Universities (Development and Innovation) (Amendment) Bill 2015 – II – Tenure

Seanad Entrance, via Oireachtas websiteThis is the second in a series of posts on Senator Seán Barrett‘s Private Members’ Bill, the Universities (Development and Innovation) (Amendment) Bill 2015, which was discussed last week in the Seanad (the first post is here). Section 5 of the Bill provides a definition of “academic ”. As the Explanatory Memorandum explains

… the protections afforded by academic tenure allow academics to investigate unfashionable, controversial, or distasteful topics or dissent from received wisdom, and to teach and publish their honest conclusions, without fear of external pressures (for example, from university donors, vociferous critics, or government) or internal censure (for example, by means of suspension or dismissal).

In many ways, this is unfinished business left over from the Universities Act, 1997 (also here). Section 25(6) of that Act refers to “tenure”, but does not define it. Two cases dodged the question (see Fanning v UCC [2005] IEHC 264 (24 June 2005), aff’d [2008] IESC 59 (28 October 2008) and Cahill v DCU [2007] IEHC 20 (09 February 2007), aff’d [2009] IESC 80 (09 December 2009)). Hence, as Senator David Norris put it during the Second Stage debate, as “there has been no decision [by the Courts], it is very important that these matters be clearly and succinctly addressed in legislation”.

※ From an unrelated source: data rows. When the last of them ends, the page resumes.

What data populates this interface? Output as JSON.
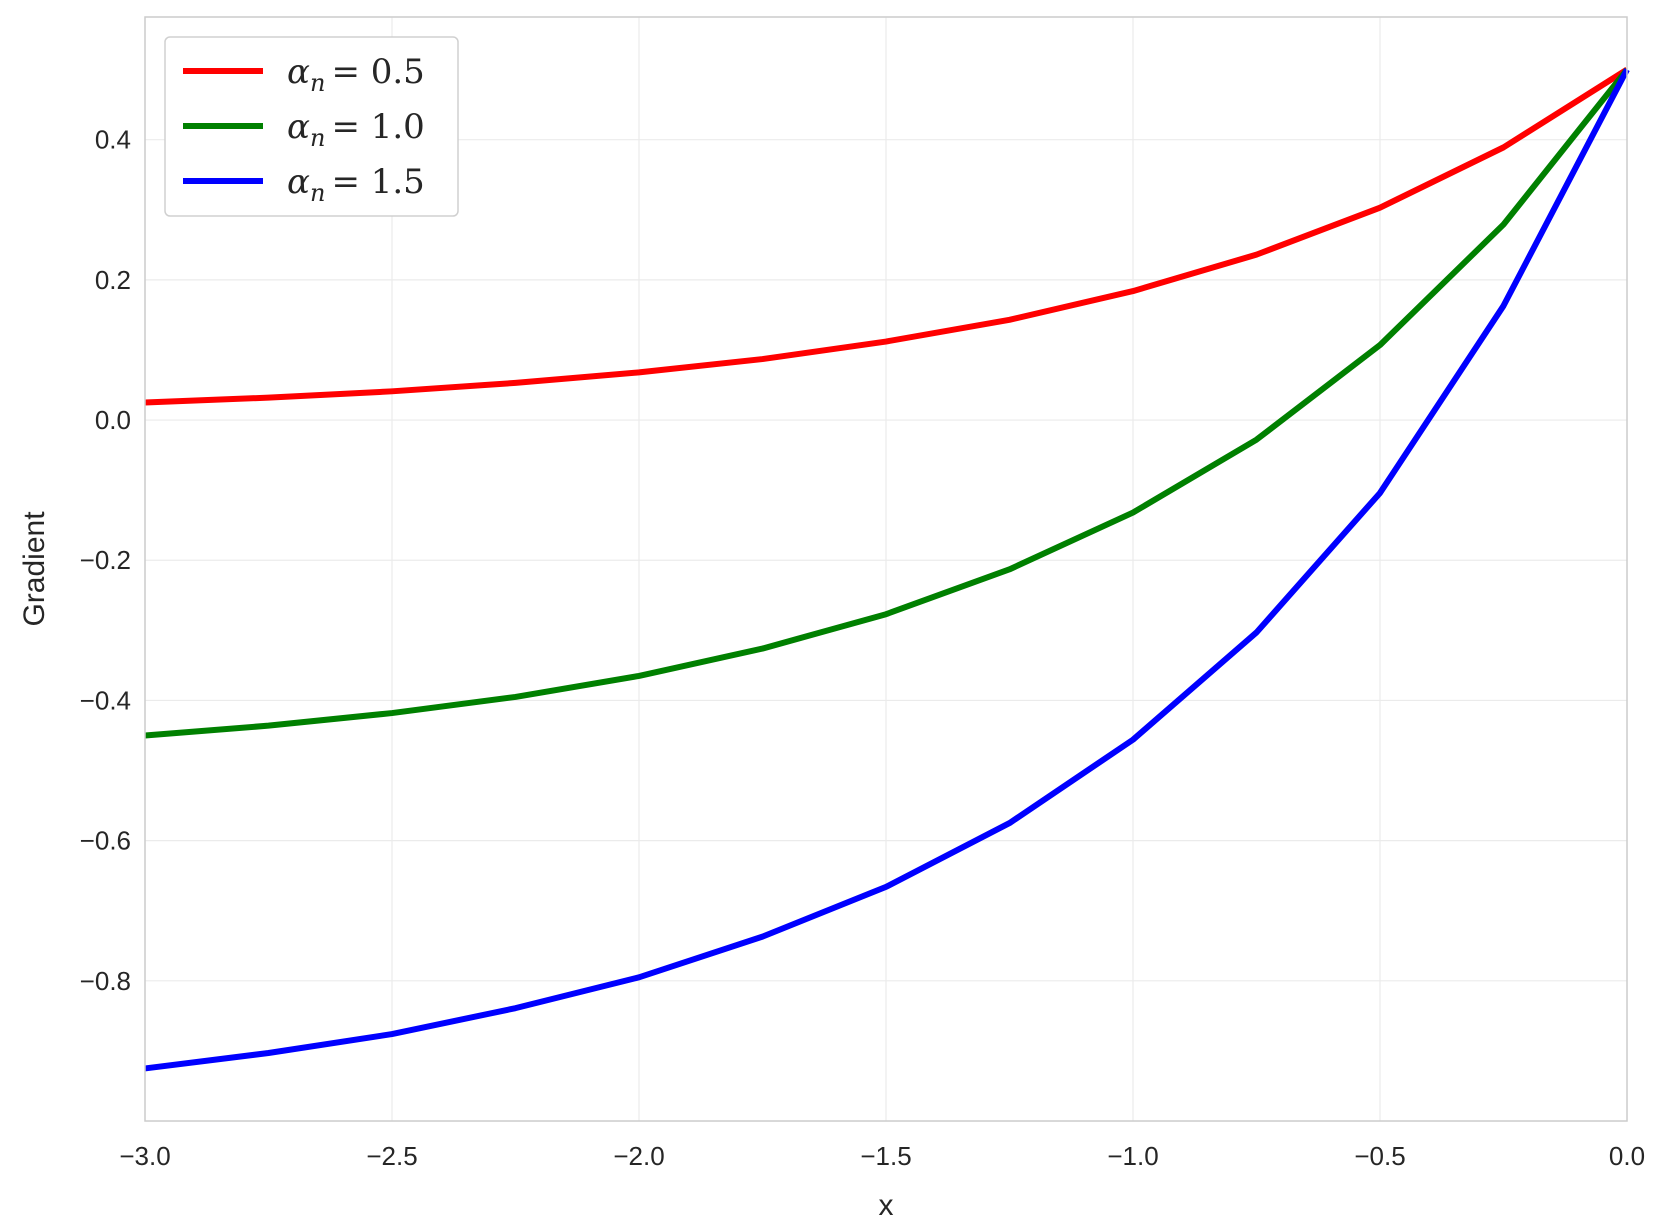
{
  "chart_data": {
    "type": "line",
    "xlabel": "x",
    "ylabel": "Gradient",
    "xlim": [
      -3.0,
      0.0
    ],
    "ylim": [
      -1.0,
      0.575
    ],
    "grid": true,
    "legend_position": "top-left",
    "x_ticks": [
      -3.0,
      -2.5,
      -2.0,
      -1.5,
      -1.0,
      -0.5,
      0.0
    ],
    "x_tick_labels": [
      "−3.0",
      "−2.5",
      "−2.0",
      "−1.5",
      "−1.0",
      "−0.5",
      "0.0"
    ],
    "y_ticks": [
      -0.8,
      -0.6,
      -0.4,
      -0.2,
      0.0,
      0.2,
      0.4
    ],
    "y_tick_labels": [
      "−0.8",
      "−0.6",
      "−0.4",
      "−0.2",
      "0.0",
      "0.2",
      "0.4"
    ],
    "x": [
      -3.0,
      -2.75,
      -2.5,
      -2.25,
      -2.0,
      -1.75,
      -1.5,
      -1.25,
      -1.0,
      -0.75,
      -0.5,
      -0.25,
      0.0
    ],
    "series": [
      {
        "name": "αn = 0.5",
        "legend_symbol": "α",
        "legend_subscript": "n",
        "legend_value": "= 0.5",
        "color": "#ff0000",
        "values": [
          0.025,
          0.032,
          0.041,
          0.053,
          0.068,
          0.087,
          0.112,
          0.143,
          0.184,
          0.236,
          0.303,
          0.389,
          0.5
        ]
      },
      {
        "name": "αn = 1.0",
        "legend_symbol": "α",
        "legend_subscript": "n",
        "legend_value": "= 1.0",
        "color": "#008000",
        "values": [
          -0.45,
          -0.436,
          -0.418,
          -0.395,
          -0.365,
          -0.326,
          -0.277,
          -0.213,
          -0.132,
          -0.028,
          0.107,
          0.279,
          0.5
        ]
      },
      {
        "name": "αn = 1.5",
        "legend_symbol": "α",
        "legend_subscript": "n",
        "legend_value": "= 1.5",
        "color": "#0000ff",
        "values": [
          -0.925,
          -0.903,
          -0.876,
          -0.839,
          -0.795,
          -0.737,
          -0.666,
          -0.575,
          -0.456,
          -0.303,
          -0.104,
          0.163,
          0.5
        ]
      }
    ]
  }
}
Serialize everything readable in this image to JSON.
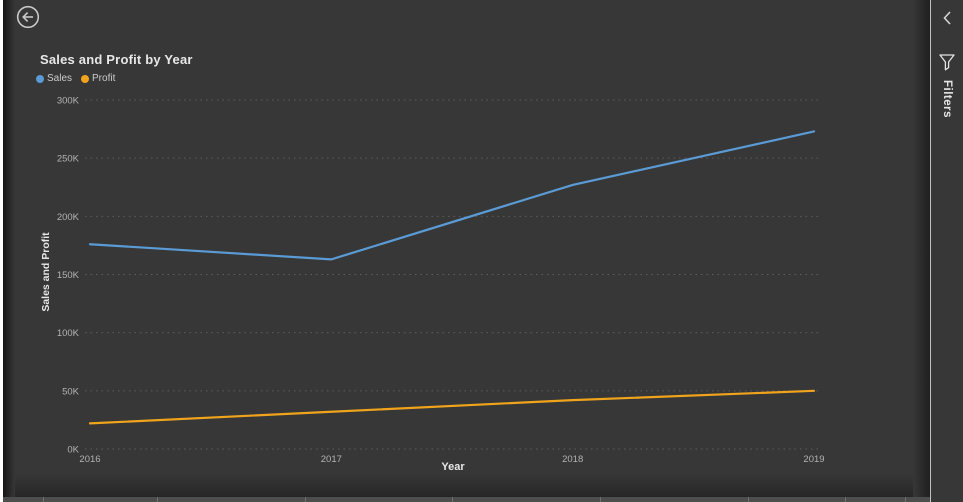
{
  "header": {
    "back_button_icon": "arrow-left-circle"
  },
  "filters_panel": {
    "title": "Filters",
    "collapse_icon": "chevron-left",
    "filter_icon": "funnel"
  },
  "colors": {
    "canvas_background": "#373737",
    "pane_divider": "#c2c2c2",
    "grid_line": "#5e5e5e",
    "tick_text": "#b3b3b3",
    "title_text": "#e8e8e8"
  },
  "chart_data": {
    "type": "line",
    "title": "Sales and Profit by Year",
    "xlabel": "Year",
    "ylabel": "Sales and Profit",
    "categories": [
      "2016",
      "2017",
      "2018",
      "2019"
    ],
    "series": [
      {
        "name": "Sales",
        "color": "#5B9BD5",
        "values": [
          176000,
          163000,
          227000,
          273000
        ]
      },
      {
        "name": "Profit",
        "color": "#F0A41C",
        "values": [
          22000,
          32000,
          42000,
          50000
        ]
      }
    ],
    "ylim": [
      0,
      300000
    ],
    "y_ticks": [
      "0K",
      "50K",
      "100K",
      "150K",
      "200K",
      "250K",
      "300K"
    ],
    "y_tick_values": [
      0,
      50000,
      100000,
      150000,
      200000,
      250000,
      300000
    ],
    "grid": "horizontal-dotted",
    "legend_position": "top-left"
  }
}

Against that background, and building upon international best practice and upon definitions in the statutes of TCD, UCC and UCD, section 5 of the Bill would have filled that gap. Perhaps reflecting Prof Hedley‘s criticism of the provisions relating to tenure in his earlier Higher Education and Research (Consolidation and Improvement) Bill 2014, Senator Barrett took a very different approach in this Bill. Section 5 would have inserted a new section 14A into the 1997 Act. In particular, section 14A(1) would have provided:

To preserve and promote the principles of academic freedom provided for in section 14, and to provide security against arbitrary dismissal, the principle of academic tenure guarantees that the employment of officers [ie, full-time permanent members of the academic staff of the university] shall not be terminated, except—

(a) in the case of a non-continuation of a contract during the course of or at the end of a period of probation, if any;
(b) where the officer attains the age for the time being prescribed in law or agreed in the officer’s contract of employment as the ordinary retirement age for the office-holder, if any;
(c) where the officer earlier retires from office, resigns, or dies;
(d) where the officer’s contract of employment is discharged by operation of law;
(e) pursuant to procedures adopted pursuant to section 25(6) [which relates to suspension or dismissal]; or
(f) pursuant to procedures adopted pursuant to subsection (4) [which relates to physical or mental infirmity].

Furthermore, section 5(3) of the Bill would have removed the problematic reference to “tenure” in section 25(6) of the 1997 Act, and replaced it with a reference back to the new section 14A.

Hence, section 5 would have allowed academic experts to engage in important public debates without fear of retaliation; but it would protect them only in respect of matters within their contracts of academic employment, and provides security only against arbitrary dismissal. As paragraphs (e) and (f) make expressly clear, the principle of academic tenure does not preclude dismissal for legitimate disciplinary reasons pursuant to properly adopted disciplinary procedures. However, the Minister for Education and Skills, Jan O’Sullivan, effectively dismissed this draft. During the Second Stage debate, she said

I understand that there is a view that the 1997 Act does not sufficiently separate the question of academic tenure from matters relating to disciplinary processes in the employment relationship. However, I am advised that the proposed amendment would not substantially improve matters in this regard and may introduce unnecessarily cumbersome procedures.

This might have been a valid criticism of the tenure provisions in Senator Barrett’s earlier 2014 Bill, but it is misplaced in respect of section 5 of his 2015 Bill. In particular, the Minister’s “may” here is misleading in its ambiguity. Universities already have the suspension or dismissal procedures mentioned in paragraph (e) and the physical or mental infirmity procedures mentioned in paragraph (f); and the aim of section 5 as a whole was to ensure that tensions between these procedures and the principle of academic tenure are resolved without providing for unnecessarily cumbersome procedures.

Responding to Prof Hedley’s criticisms of his 2014 Bill’s provisions relating to tenure, Senator Barrett commented that

The issue of tenure is not a simple one. I would have liked to start from a blank slate here but wasn’t given the opportunity.

He took that opportunity in this Bill, and it is a very great pity that the Minister was not more enthusiastic about his new approach.